Answer given by the minister


THE MINISTER OF STATE (INDEPENDENT CHARGE) FOR CONSUMER AFFAIRS, FOOD AND PUBLIC DISTRIBUTION (PROF. K. V. THOMAS)

(a) & (b): Wholesale and retail prices of all pulses increased during the first half of 2006. To augment availability of pulses and check rise in prices, designated public sector agencies were asked to import pulses including yellow peas.

(c) & (d): Pulses were imported under the 15% dispensation scheme and the scheme for distribution under PDS. Losses incurred under the first scheme were reimbursed upto 15% of the landed cost. These losses were attributable to increase in the international prices of pulses, depreciation of the Indian rupee, exchange rate fluctuations, lower sales realization as compared to the landed cost of pulses, ocean freight charges and the global meltdown. These factors were beyond the control of the importing agencies which were importing pulses under Government directives to bridge the gap between demand and supply of pulses in domestic market.
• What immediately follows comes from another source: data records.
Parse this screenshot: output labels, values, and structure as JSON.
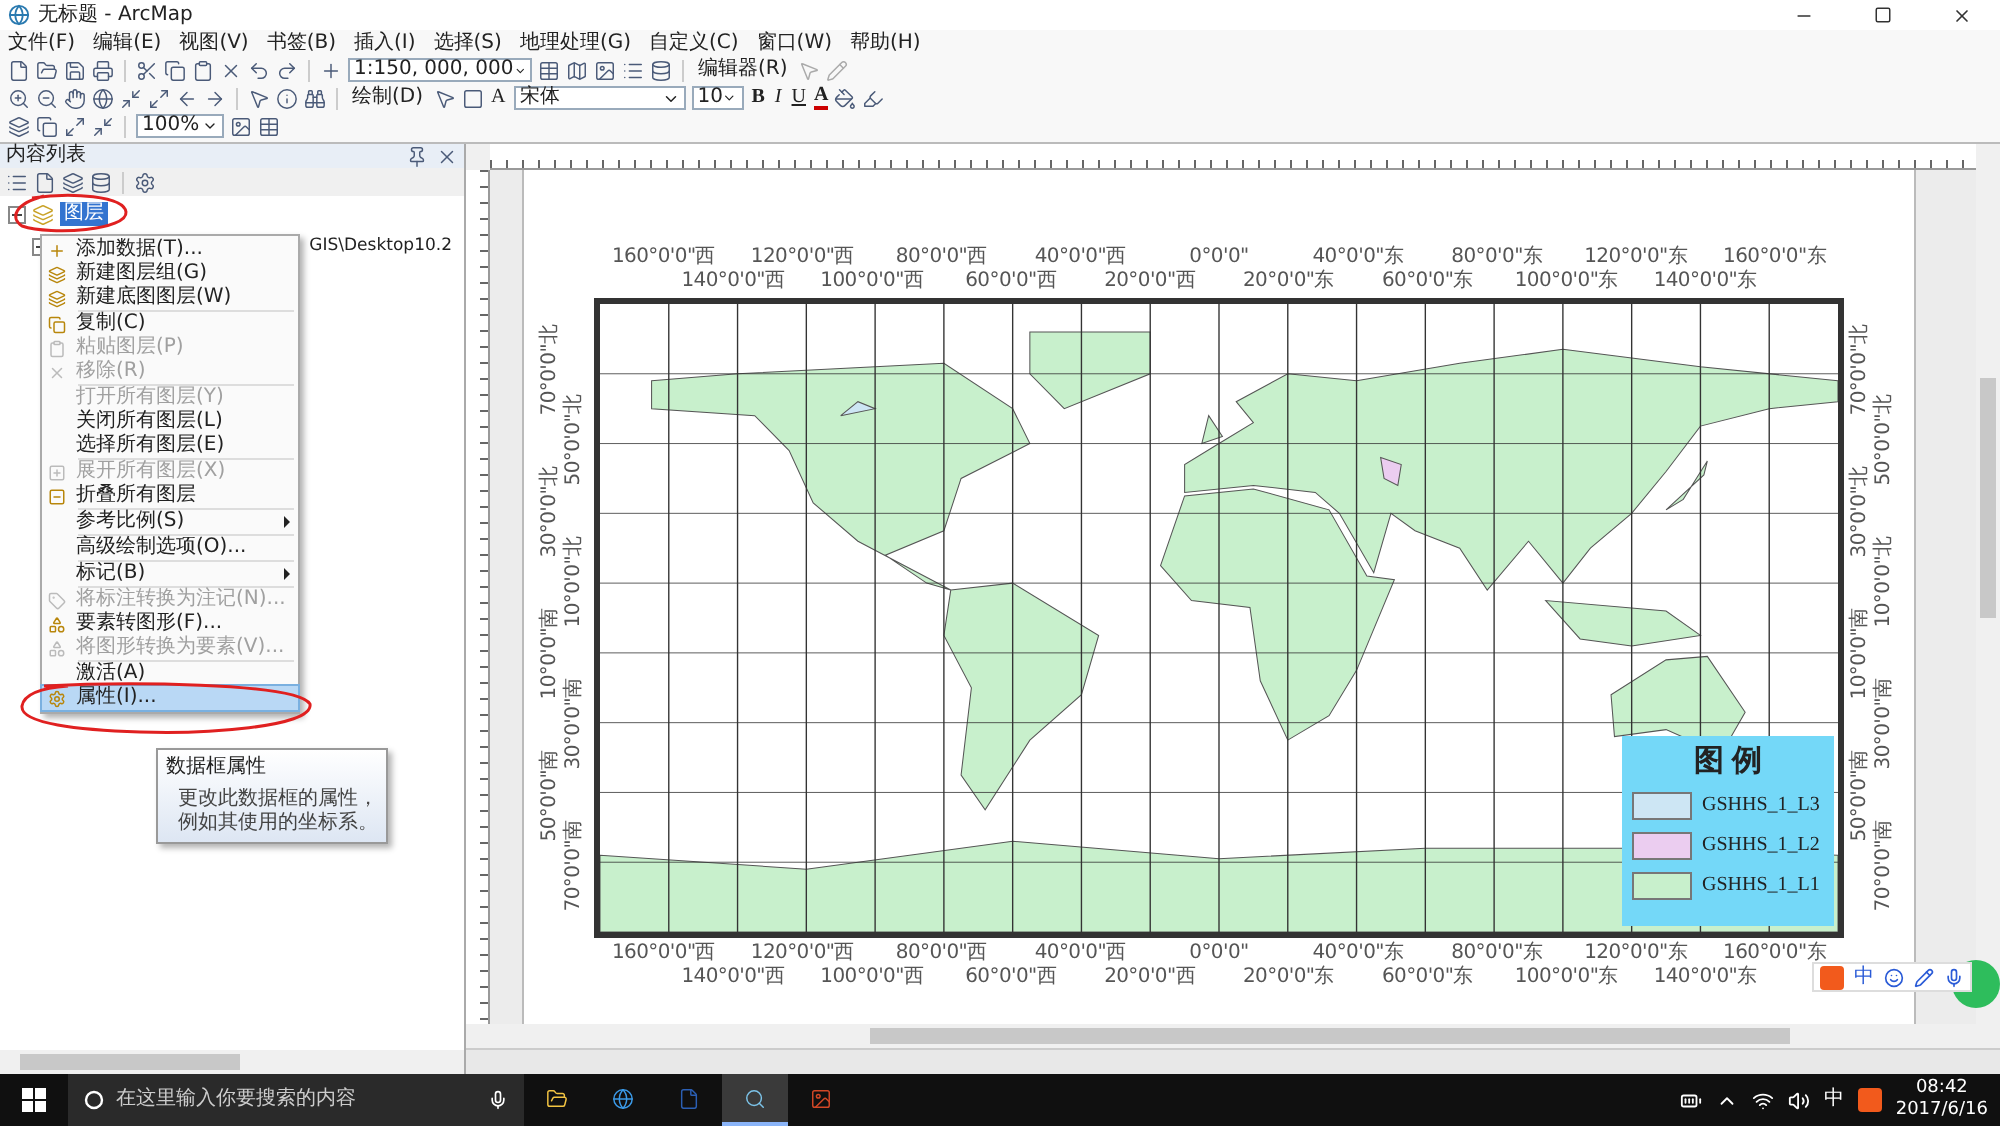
{
  "window": {
    "title": "无标题 - ArcMap"
  },
  "menu_bar": [
    "文件(F)",
    "编辑(E)",
    "视图(V)",
    "书签(B)",
    "插入(I)",
    "选择(S)",
    "地理处理(G)",
    "自定义(C)",
    "窗口(W)",
    "帮助(H)"
  ],
  "toolbars": {
    "scale": "1:150, 000, 000",
    "editor_menu": "编辑器(R)",
    "draw_menu": "绘制(D)",
    "text_tool": "A",
    "font": "宋体",
    "font_size": "10",
    "bold": "B",
    "italic": "I",
    "underline": "U",
    "font_color": "A",
    "zoom": "100%"
  },
  "toc": {
    "title": "内容列表",
    "tree": [
      {
        "label": "图层",
        "selected": true,
        "expanded": true,
        "children": [
          {
            "label": "GIS\\Desktop10.2",
            "selected": false,
            "expanded": true
          }
        ]
      }
    ]
  },
  "context_menu": [
    {
      "kind": "item",
      "label": "添加数据(T)...",
      "disabled": false,
      "submenu": false,
      "selected": false
    },
    {
      "kind": "item",
      "label": "新建图层组(G)",
      "disabled": false,
      "submenu": false,
      "selected": false
    },
    {
      "kind": "item",
      "label": "新建底图图层(W)",
      "disabled": false,
      "submenu": false,
      "selected": false
    },
    {
      "kind": "separator"
    },
    {
      "kind": "item",
      "label": "复制(C)",
      "disabled": false,
      "submenu": false,
      "selected": false
    },
    {
      "kind": "item",
      "label": "粘贴图层(P)",
      "disabled": true,
      "submenu": false,
      "selected": false
    },
    {
      "kind": "item",
      "label": "移除(R)",
      "disabled": true,
      "submenu": false,
      "selected": false
    },
    {
      "kind": "separator"
    },
    {
      "kind": "item",
      "label": "打开所有图层(Y)",
      "disabled": true,
      "submenu": false,
      "selected": false
    },
    {
      "kind": "item",
      "label": "关闭所有图层(L)",
      "disabled": false,
      "submenu": false,
      "selected": false
    },
    {
      "kind": "item",
      "label": "选择所有图层(E)",
      "disabled": false,
      "submenu": false,
      "selected": false
    },
    {
      "kind": "separator"
    },
    {
      "kind": "item",
      "label": "展开所有图层(X)",
      "disabled": true,
      "submenu": false,
      "selected": false
    },
    {
      "kind": "item",
      "label": "折叠所有图层",
      "disabled": false,
      "submenu": false,
      "selected": false
    },
    {
      "kind": "separator"
    },
    {
      "kind": "item",
      "label": "参考比例(S)",
      "disabled": false,
      "submenu": true,
      "selected": false
    },
    {
      "kind": "separator"
    },
    {
      "kind": "item",
      "label": "高级绘制选项(O)...",
      "disabled": false,
      "submenu": false,
      "selected": false
    },
    {
      "kind": "separator"
    },
    {
      "kind": "item",
      "label": "标记(B)",
      "disabled": false,
      "submenu": true,
      "selected": false
    },
    {
      "kind": "separator"
    },
    {
      "kind": "item",
      "label": "将标注转换为注记(N)...",
      "disabled": true,
      "submenu": false,
      "selected": false
    },
    {
      "kind": "item",
      "label": "要素转图形(F)...",
      "disabled": false,
      "submenu": false,
      "selected": false
    },
    {
      "kind": "item",
      "label": "将图形转换为要素(V)...",
      "disabled": true,
      "submenu": false,
      "selected": false
    },
    {
      "kind": "separator"
    },
    {
      "kind": "item",
      "label": "激活(A)",
      "disabled": false,
      "submenu": false,
      "selected": false
    },
    {
      "kind": "item",
      "label": "属性(I)...",
      "disabled": false,
      "submenu": false,
      "selected": true
    }
  ],
  "tooltip": {
    "title": "数据框属性",
    "text": "更改此数据框的属性，例如其使用的坐标系。"
  },
  "map": {
    "top_labels": [
      "160°0'0\"西",
      "140°0'0\"西",
      "120°0'0\"西",
      "100°0'0\"西",
      "80°0'0\"西",
      "60°0'0\"西",
      "40°0'0\"西",
      "20°0'0\"西",
      "0°0'0\"",
      "20°0'0\"东",
      "40°0'0\"东",
      "60°0'0\"东",
      "80°0'0\"东",
      "100°0'0\"东",
      "120°0'0\"东",
      "140°0'0\"东",
      "160°0'0\"东"
    ],
    "bottom_labels": [
      "160°0'0\"西",
      "140°0'0\"西",
      "120°0'0\"西",
      "100°0'0\"西",
      "80°0'0\"西",
      "60°0'0\"西",
      "40°0'0\"西",
      "20°0'0\"西",
      "0°0'0\"",
      "20°0'0\"东",
      "40°0'0\"东",
      "60°0'0\"东",
      "80°0'0\"东",
      "100°0'0\"东",
      "120°0'0\"东",
      "140°0'0\"东",
      "160°0'0\"东"
    ],
    "left_labels": [
      "70°0'0\"北",
      "50°0'0\"北",
      "30°0'0\"北",
      "10°0'0\"北",
      "10°0'0\"南",
      "30°0'0\"南",
      "50°0'0\"南",
      "70°0'0\"南"
    ],
    "right_labels": [
      "70°0'0\"北",
      "50°0'0\"北",
      "30°0'0\"北",
      "10°0'0\"北",
      "10°0'0\"南",
      "30°0'0\"南",
      "50°0'0\"南",
      "70°0'0\"南"
    ],
    "legend": {
      "title": "图 例",
      "items": [
        {
          "label": "GSHHS_1_L3",
          "color": "#cde6f4"
        },
        {
          "label": "GSHHS_1_L2",
          "color": "#ebcdf0"
        },
        {
          "label": "GSHHS_1_L1",
          "color": "#c8f0cc"
        }
      ]
    }
  },
  "ime_bar": {
    "label": "中"
  },
  "taskbar": {
    "search_placeholder": "在这里输入你要搜索的内容",
    "apps": [
      {
        "kind": "folder",
        "selected": false
      },
      {
        "kind": "browser",
        "selected": false
      },
      {
        "kind": "word",
        "selected": false
      },
      {
        "kind": "arcmap",
        "selected": true
      },
      {
        "kind": "powerpoint",
        "selected": false
      }
    ],
    "ime": "中",
    "time": "08:42",
    "date": "2017/6/16"
  }
}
(e) & (f): The trend in wholesale and retail prices of pulses since 2007-08 show three phases: one during 2007-08 when prices of pulses (except masur) were generally stable or decreasing; the second phase during 2008-09 and 2009-10 when prices showed an increasing trend due to factors such as the increase in international prices and consequent lower imports, and the decline in domestic production due to drought; and the third phase in 2010-11 and 2011-12 when prices again showed a fall except prices of gram in 2011-12. To control prices of pulses, Government has taken several measures to increase the domestic availability of pulses. These, inter alia, include the following: various crop development schemes implemented to increase production of pulses; import duty on pulses reduced to zero; export of pulses banned, except export of kabuli chana, and 10,000 tonnes of organic pulses and lentils; stock limit on pulses imposed; and futures trade in urad and tur banned. Government has also operated two subsidy schemes for import of pulses.

(g) & (h): Out of a total quantity of approximately 21.12 lakh tonnes of imported pulses that the four designated agencies disposed-off during December 2006 to March 2011 under the 15% dispensation scheme, 12.79 lakh tonnes were yellow peas that constituted 60.56% of the total pulses disposed off. Under the scheme for distribution of imported pulses through PDS, yellow peas constituted approximately 30.7% of a total quantity of about 6.7 lakh tonnes of imported pulses supplied by the designated agencies during November 2008 to March 2012.